Song by Glen Campbell and The Wrecking Crew

from the album Glen Campbell: I'll Be Me soundtrack
- Released: September 30, 2014
- Recorded: January 2013
- Studio: Sunset Sound
- Genre: Country
- Length: 2:56
- Songwriter(s): Glen Campbell; Julian Raymond;
- Producer(s): Raymond

= I'm Not Gonna Miss You =

"I'm Not Gonna Miss You" is a song recorded by American country music artist Glen Campbell and The Wrecking Crew. Co-written by Campbell and producer Julian Raymond, the song was released on September 30, 2014, for the soundtrack to the documentary Glen Campbell: I'll Be Me, which focuses on the singer's diagnosis of Alzheimer's disease and his final tour.

"I'm Not Gonna Miss You" is the last song to be recorded by Campbell. The song was nominated for Best Original Song at the 87th Academy Awards. During the ceremony, the song was performed by Tim McGraw. It also won the Grammy Award for Best Country Song.

== Background ==
"I'm Not Gonna Miss You" was initiated by Julian Raymond who pitched an idea of recording the song to James Keach, director of Glen Campbell: I'll Be Me, who eventually decided to use the footage of the recording session as one of the final scenes in the documentary. Raymond discussed the inspiration behind the song:

[Campbell] had a hard day of people asking him about Alzheimer's and how he felt about it. He didn't talk too much about it, but came up to me and said, 'I don't know what everybody's worried about. It's not like I'm going to miss anyone, anyway.' [...] The song by design is simple. I knew we couldn't do something like "Wichita Lineman" that had complicated key changes or bigger-range stuff.

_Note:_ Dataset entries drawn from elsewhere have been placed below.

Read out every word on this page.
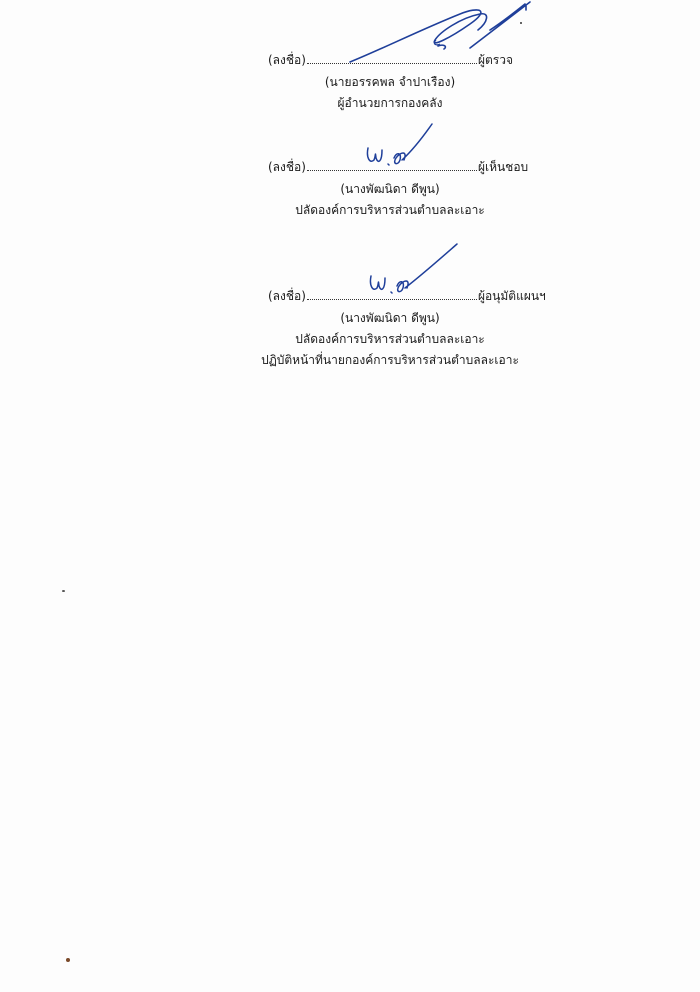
(ลงชื่อ)	ผู้ตรวจ
(นายอรรคพล จำปาเรือง)
ผู้อำนวยการกองคลัง
(ลงชื่อ)	ผู้เห็นชอบ
(นางพัฒนิดา ดีพูน)
ปลัดองค์การบริหารส่วนตำบลละเอาะ
(ลงชื่อ)	ผู้อนุมัติแผนฯ
(นางพัฒนิดา ดีพูน)
ปลัดองค์การบริหารส่วนตำบลละเอาะ
ปฏิบัติหน้าที่นายกองค์การบริหารส่วนตำบลละเอาะ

The song was recorded over four takes within one day. The song also features the members of The Wrecking Crew, the musicians that Campbell had collaborated with before. It was recorded in January 2013 in Los Angeles, and is part of the soundtrack for Glen Campbell: I'll Be Me which premiered on October 24, 2014.

==Personnel==

Partial credits from AllMusic.

- Glen Campbell – vocals, guitar
- Joe Osborn – bass
- Don Randi – piano
- Hal Blaine – drums

==Accolades==

| Year | Award | Category | Result | Ref. |
| 2015 | 87th Academy Awards | Best Original Song | Nominated |  |
| 2015 | 57th Annual Grammy Awards | Best Country Song | Won |  |
| 2015 | Best Song Written for Visual Media | Nominated |  |
| 2015 | 19th Satellite Awards | Best Original Song | Nominated |  |

==Elton John version==
In a virtual duet with Glen Campbell, Elton John released "I'm Not Gonna Miss You" as the final track of his October 2021 collaborative album The Lockdown Sessions.